Often referred to as autumn. The fire is lit at night and the mornings are cool, but by 11 the doors are open and it’s lunch outside. Bees are buzzing, the heady aroma of orange blossom wafts through the door, the flies are annoying (still) and there are fresh green leaves on every plant. Seems odd at this time of year, but not altogether unusual for a climate that is bone dry and bread-bakingly hot over summer followed by an extremely wet and mild winter and early spring.

Split pea soup with (non-fishy) Worcester sauce and garlic bread oozing with olive oil and enough garlic to ward-off an entire flock of vampires!


A few more shrubs planted now the ground doesn’t need a jack-hammer. Hefty stakes for vampires and to discourage doggy bed making in the garden bed. Lúcia lima (lemon verbena), just behind the little table, makes a very refreshing infusion. It has a “thick” oily lemon flavour which works well on its own or sometimes I throw in some ginger and maybe a bit of tea. If you’re feeling north African, add mint and green tea. One day I’ll try making baklava filled with some of our walnuts. For me, the ultimate over the top sweet thing. I presume this type of dessert isn’t found in Portugal, firstly because the Iberian peninsular Moors from current day Morocco were pre-Ottoman expansion across north Africa, so didn’t bring baklava with them; secondly the Portuguese are hard-wired to refuse eating anything sweet unless it has 35 eggs per slice.

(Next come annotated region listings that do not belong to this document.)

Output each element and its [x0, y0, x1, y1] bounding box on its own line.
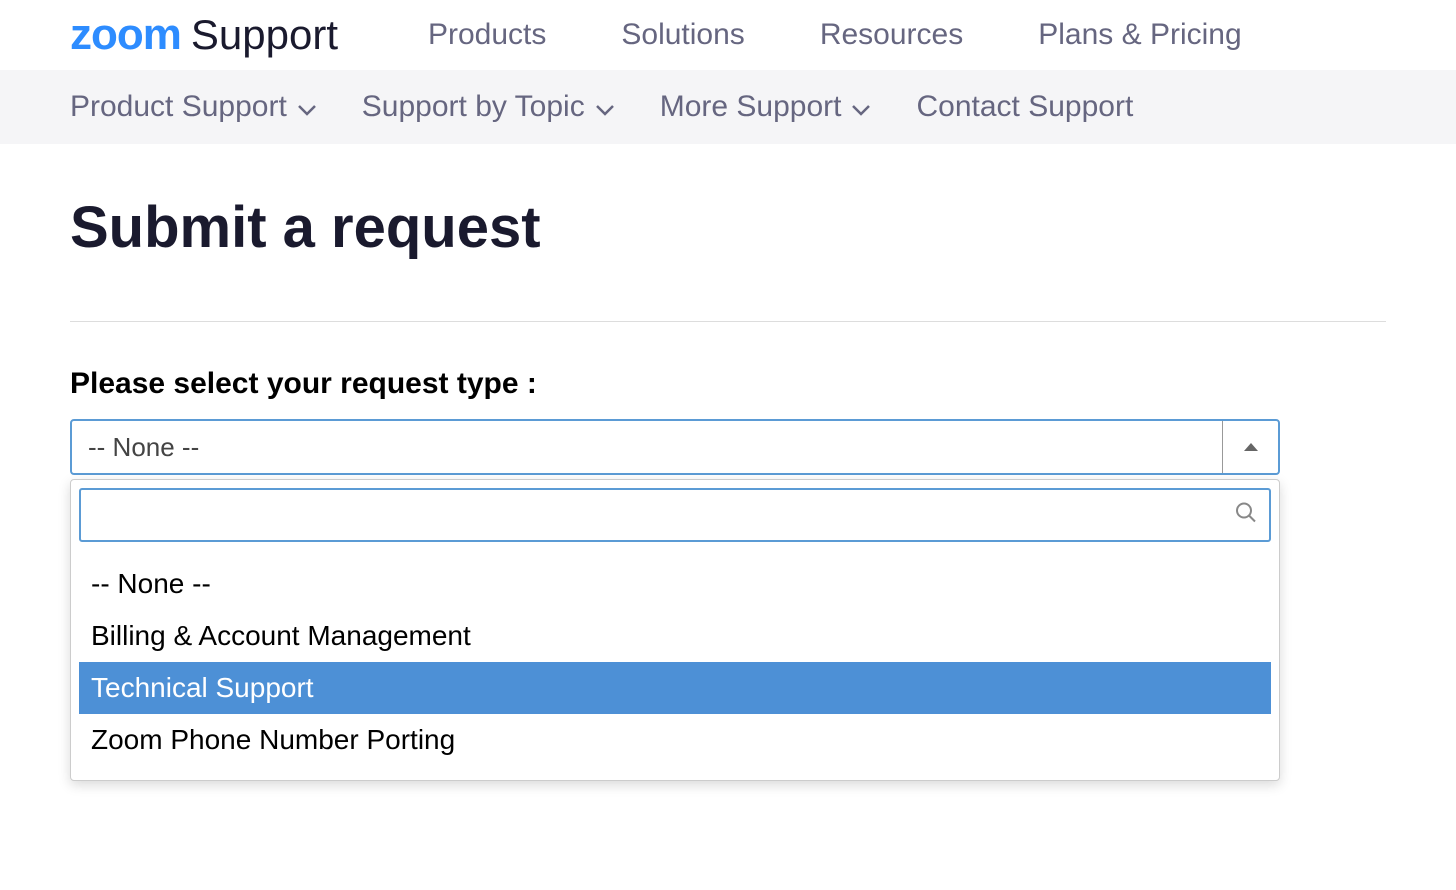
select-current-value: -- None --: [72, 421, 1222, 473]
request-type-label: Please select your request type :: [70, 367, 1386, 401]
option-technical-support[interactable]: Technical Support: [79, 662, 1271, 714]
option-phone-porting[interactable]: Zoom Phone Number Porting: [79, 714, 1271, 766]
sub-nav: Product Support Support by Topic More Su…: [0, 70, 1456, 144]
subnav-product-support[interactable]: Product Support: [70, 90, 317, 124]
top-nav: zoom Support Products Solutions Resource…: [0, 0, 1456, 70]
option-none[interactable]: -- None --: [79, 558, 1271, 610]
subnav-support-by-topic[interactable]: Support by Topic: [362, 90, 615, 124]
subnav-label: Contact Support: [916, 90, 1133, 124]
page-title: Submit a request: [70, 194, 1386, 261]
chevron-down-icon: [297, 90, 317, 124]
search-icon: [1235, 502, 1257, 529]
dropdown-panel: -- None -- Billing & Account Management …: [70, 479, 1280, 781]
logo-suffix: Support: [191, 11, 338, 59]
dropdown-search-input[interactable]: [79, 488, 1271, 542]
request-type-select-container: -- None -- --: [70, 419, 1280, 475]
nav-products[interactable]: Products: [428, 18, 546, 52]
nav-solutions[interactable]: Solutions: [621, 18, 744, 52]
subnav-contact-support[interactable]: Contact Support: [916, 90, 1133, 124]
dropdown-options-list: -- None -- Billing & Account Management …: [79, 552, 1271, 772]
logo-brand: zoom: [70, 10, 181, 60]
chevron-down-icon: [595, 90, 615, 124]
request-type-select[interactable]: -- None --: [70, 419, 1280, 475]
subnav-label: More Support: [660, 90, 842, 124]
dropdown-search-container: [79, 488, 1271, 542]
top-nav-links: Products Solutions Resources Plans & Pri…: [428, 18, 1242, 52]
divider: [70, 321, 1386, 322]
option-billing[interactable]: Billing & Account Management: [79, 610, 1271, 662]
nav-resources[interactable]: Resources: [820, 18, 963, 52]
caret-up-icon: [1244, 438, 1258, 456]
subnav-label: Product Support: [70, 90, 287, 124]
subnav-more-support[interactable]: More Support: [660, 90, 872, 124]
chevron-down-icon: [851, 90, 871, 124]
nav-plans-pricing[interactable]: Plans & Pricing: [1038, 18, 1241, 52]
main-content: Submit a request Please select your requ…: [0, 144, 1456, 525]
select-toggle-button[interactable]: [1222, 421, 1278, 473]
logo[interactable]: zoom Support: [70, 10, 338, 60]
subnav-label: Support by Topic: [362, 90, 585, 124]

Today is cold enough to be a fire-in-the-day day! We shall call this winter.



‘So, what do vegans eat at Christmas?’




Ah, the vegan diet. All kale & quinoa isn’t it? Um, no. For lunch today we had a huge pile of spicy chips with a very delicious garlic mayo to dip the chips in and we don’t even have quinoa in the house. Shocking, I know! I know some vegan diets are fat-free/raw/only green smoothies or whatever, but ours isn’t – we eat much the same sort of thing as we used to, just without animal products. And it all has to be homemade because finding vegan stuff in Portugal is harder than finding a needle in a haystack.

I lost count of the number of times we were asked what we were going to eat on Christmas Day, so to put you all out of your misery, here we go. Breakfast was just normal breakfast – how people can eat a fancy breakfast and then a huge lunch is beyond me. Lunch was lentil roast & vegan sausages, sage & onion stuffing, roast potatoes, braised red cabbage, steamed leeks & broccoli and onion gravy, washed down with a very nice bottle of wine that we splurged €7 on. We were too stuffed to eat dessert straight away, but rallied round and ate mince pies & ginger truffles, washed down with port, while lying on the sofa watching films in the afternoon. In the evening, while watching more films, we had sausage & stuffing sandwiches, more mince pies, more chocolate, more wine. A pretty standard Christmas really.

I’m only slightly ashamed to say that I had eaten a pretty good chunk of my lunch before thinking to take a photo, so rearranged what was left (and yes, licked the fork clean) for the picture below.


And apologies for the quality of the photo, but what can you do when you have so much sun streaming into your house in the middle of winter?